In II Corinthians 4:7, Paul says, "But we have this treasure in earthen vessels, that the exceeding greatness of the power may be of God, and not of ourselves." The "treasure" about which Paul was speaking was the "ministry" of preaching Christ. In II Corinthians 5:18-20, we find him saying, "But all things are of God, who reconciled us to himself through Christ, and gave unto us the ministry of reconciliation; to wit that God was in Christ reconciling the world unto himself, not reckoning unto them their trespasses, and having committed unto us the word of reconciliation. We are ambassadors therefore on behalf of Christ . . . ." As ambassadors they not only have the "ministry" but also the "word" of reconciliation, just as our ambassador to Britain has both the "ministry" of representing our government, and the "word" or the official policy of our State Department. The "word of reconciliation" is made known through preaching. Paul wrote to Titus that God "hath in due times manifested his word though preaching." (Titus 1:3.)

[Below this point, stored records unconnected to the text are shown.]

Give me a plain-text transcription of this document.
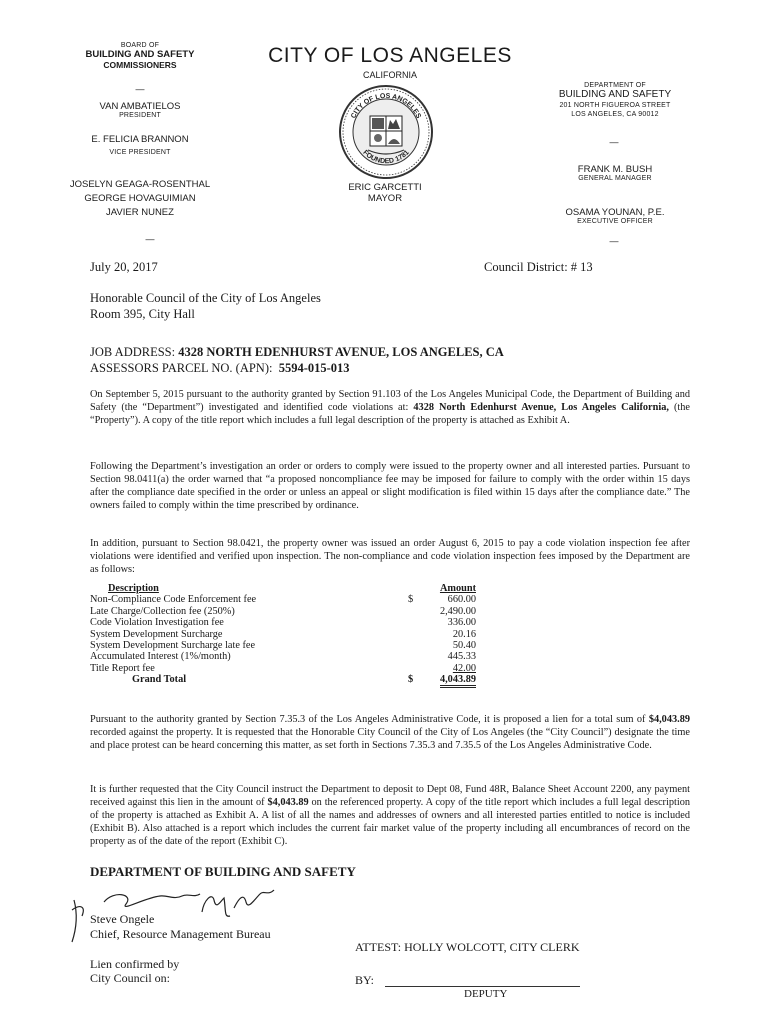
BOARD OF
BUILDING AND SAFETY
COMMISSIONERS
—
VAN AMBATIELOS
PRESIDENT
E. FELICIA BRANNON
VICE PRESIDENT
JOSELYN GEAGA-ROSENTHAL
GEORGE HOVAGUIMIAN
JAVIER NUNEZ
—
CITY OF LOS ANGELES
CALIFORNIA
CITY OF LOS ANGELES
FOUNDED 1781
ERIC GARCETTI
MAYOR
DEPARTMENT OF
BUILDING AND SAFETY
201 NORTH FIGUEROA STREET
LOS ANGELES, CA 90012
—
FRANK M. BUSH
GENERAL MANAGER
OSAMA YOUNAN, P.E.
EXECUTIVE OFFICER
—
July 20, 2017	Council District: # 13
Honorable Council of the City of Los Angeles
Room 395, City Hall
JOB ADDRESS: 4328 NORTH EDENHURST AVENUE, LOS ANGELES, CA
ASSESSORS PARCEL NO. (APN): 5594-015-013
On September 5, 2015 pursuant to the authority granted by Section 91.103 of the Los Angeles Municipal Code, the Department of Building and Safety (the “Department”) investigated and identified code violations at: 4328 North Edenhurst Avenue, Los Angeles California, (the “Property”). A copy of the title report which includes a full legal description of the property is attached as Exhibit A.
Following the Department’s investigation an order or orders to comply were issued to the property owner and all interested parties. Pursuant to Section 98.0411(a) the order warned that “a proposed noncompliance fee may be imposed for failure to comply with the order within 15 days after the compliance date specified in the order or unless an appeal or slight modification is filed within 15 days after the compliance date.” The owners failed to comply within the time prescribed by ordinance.
In addition, pursuant to Section 98.0421, the property owner was issued an order August 6, 2015 to pay a code violation inspection fee after violations were identified and verified upon inspection. The non-compliance and code violation inspection fees imposed by the Department are as follows:
Description		Amount
Non-Compliance Code Enforcement fee	$	660.00
Late Charge/Collection fee (250%)		2,490.00
Code Violation Investigation fee		336.00
System Development Surcharge		20.16
System Development Surcharge late fee		50.40
Accumulated Interest (1%/month)		445.33
Title Report fee		42.00
Grand Total	$	4,043.89
Pursuant to the authority granted by Section 7.35.3 of the Los Angeles Administrative Code, it is proposed a lien for a total sum of $4,043.89 recorded against the property. It is requested that the Honorable City Council of the City of Los Angeles (the “City Council”) designate the time and place protest can be heard concerning this matter, as set forth in Sections 7.35.3 and 7.35.5 of the Los Angeles Administrative Code.
It is further requested that the City Council instruct the Department to deposit to Dept 08, Fund 48R, Balance Sheet Account 2200, any payment received against this lien in the amount of $4,043.89 on the referenced property. A copy of the title report which includes a full legal description of the property is attached as Exhibit A. A list of all the names and addresses of owners and all interested parties entitled to notice is included (Exhibit B). Also attached is a report which includes the current fair market value of the property including all encumbrances of record on the property as of the date of the report (Exhibit C).
DEPARTMENT OF BUILDING AND SAFETY
Steve Ongele
Chief, Resource Management Bureau
ATTEST: HOLLY WOLCOTT, CITY CLERK
Lien confirmed by
City Council on:	BY:
DEPUTY
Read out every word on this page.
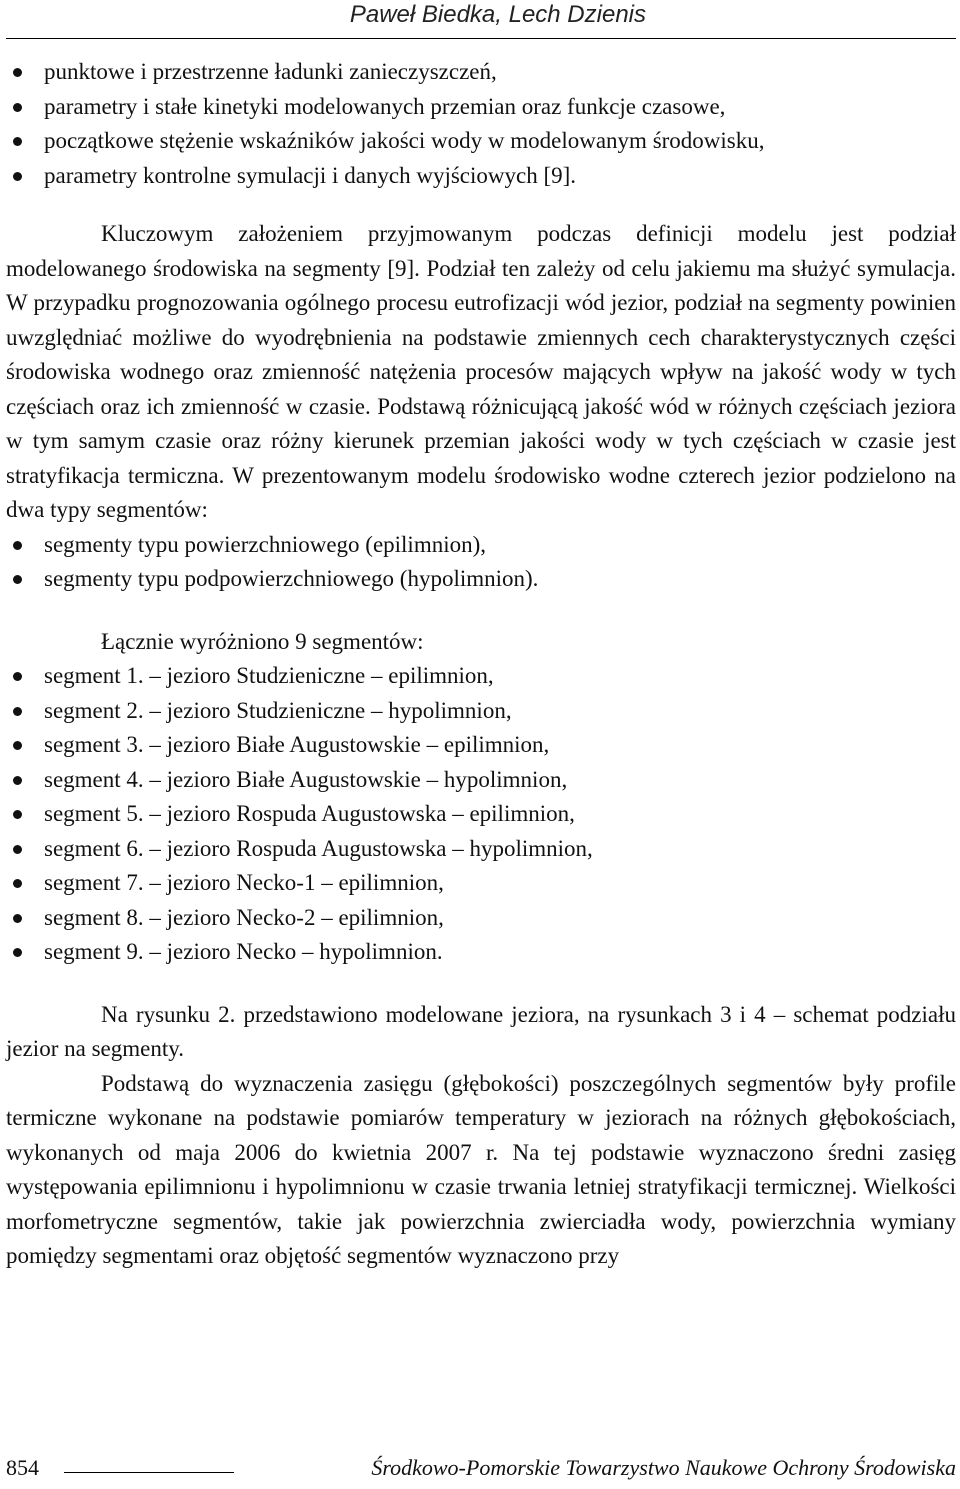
Paweł Biedka, Lech Dzienis
punktowe i przestrzenne ładunki zanieczyszczeń,
parametry i stałe kinetyki modelowanych przemian oraz funkcje czasowe,
początkowe stężenie wskaźników jakości wody w modelowanym środowisku,
parametry kontrolne symulacji i danych wyjściowych [9].

Kluczowym założeniem przyjmowanym podczas definicji modelu jest podział modelowanego środowiska na segmenty [9]. Podział ten zależy od celu jakiemu ma służyć symulacja. W przypadku prognozowania ogólnego procesu eutrofizacji wód jezior, podział na segmenty powinien uwzględniać możliwe do wyodrębnienia na podstawie zmiennych cech charakterystycznych części środowiska wodnego oraz zmienność natężenia procesów mających wpływ na jakość wody w tych częściach oraz ich zmienność w czasie. Podstawą różnicującą jakość wód w różnych częściach jeziora w tym samym czasie oraz różny kierunek przemian jakości wody w tych częściach w czasie jest stratyfikacja termiczna. W prezentowanym modelu środowisko wodne czterech jezior podzielono na dwa typy segmentów:

segmenty typu powierzchniowego (epilimnion),
segmenty typu podpowierzchniowego (hypolimnion).
Łącznie wyróżniono 9 segmentów:
segment 1. – jezioro Studzieniczne – epilimnion,
segment 2. – jezioro Studzieniczne – hypolimnion,
segment 3. – jezioro Białe Augustowskie – epilimnion,
segment 4. – jezioro Białe Augustowskie – hypolimnion,
segment 5. – jezioro Rospuda Augustowska – epilimnion,
segment 6. – jezioro Rospuda Augustowska – hypolimnion,
segment 7. – jezioro Necko-1 – epilimnion,
segment 8. – jezioro Necko-2 – epilimnion,
segment 9. – jezioro Necko – hypolimnion.

Na rysunku 2. przedstawiono modelowane jeziora, na rysunkach 3 i 4 – schemat podziału jezior na segmenty.

Podstawą do wyznaczenia zasięgu (głębokości) poszczególnych segmentów były profile termiczne wykonane na podstawie pomiarów temperatury w jeziorach na różnych głębokościach, wykonanych od maja 2006 do kwietnia 2007 r. Na tej podstawie wyznaczono średni zasięg występowania epilimnionu i hypolimnionu w czasie trwania letniej stratyfikacji termicznej. Wielkości morfometryczne segmentów, takie jak powierzchnia zwierciadła wody, powierzchnia wymiany pomiędzy segmentami oraz objętość segmentów wyznaczono przy

854	Środkowo-Pomorskie Towarzystwo Naukowe Ochrony Środowiska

This brings us to another suggestion arising from a study of our text. It pleased God by the foolishness of preaching, not "foolish preaching," to save them that believe. Preaching itself is foolishness to the worldly wise. In verse 18 Paul had said, "For the preaching of the cross is to them that perish foolishness." Thus, the doctrine of the cross is foolishness to the worldly wise. That men could be saved by a death on a cross is foolishness to men, but "unto us which are saved it is the power of God."

Some who claim to follow Christ are guilty of "foolish preaching." Their preaching is not in harmony with God's Word, as revealed in the Bible. When a preacher proclaims a doctrine that is not found in the Bible, he is guilty of "foolish preaching." When he gave the Great Commission, Jesus told the apostles what to preach. He told them to "preach the gospel." (Mark 16:15-16.) Paul said that the Gospel is the power of God unto salvation." (Rom. 1:16.) Hence it is important that we preach the gospel. It pleased God by the foolishness of preaching to save them that believe. But, the gospel must be preached, for it is God's power to save.

So important is it to preach the gospel, rather than to engage in "foolish preaching," that Paul wrote, "But though we, or an angel from heaven, preach any other gospel unto you than that which we have preached unto you, let him be accursed. As we said before, so say I now again, If any man preach any other gospel unto you than that ye have received, let him be accursed." (Gal. 1:8-9.) There is, then, a great difference between the "foolishness of preaching" and "foolish preaching." If we remain content to preach what we find recorded in God's Word, we will be engaged in the "foolishness of preaching," but when we go outside His Word and preach the opinions of men, we are guilty of "foolish preaching." It shall be my purpose for the next several lessons to point out the difference between the "foolishness of preaching" and some "foolish preaching."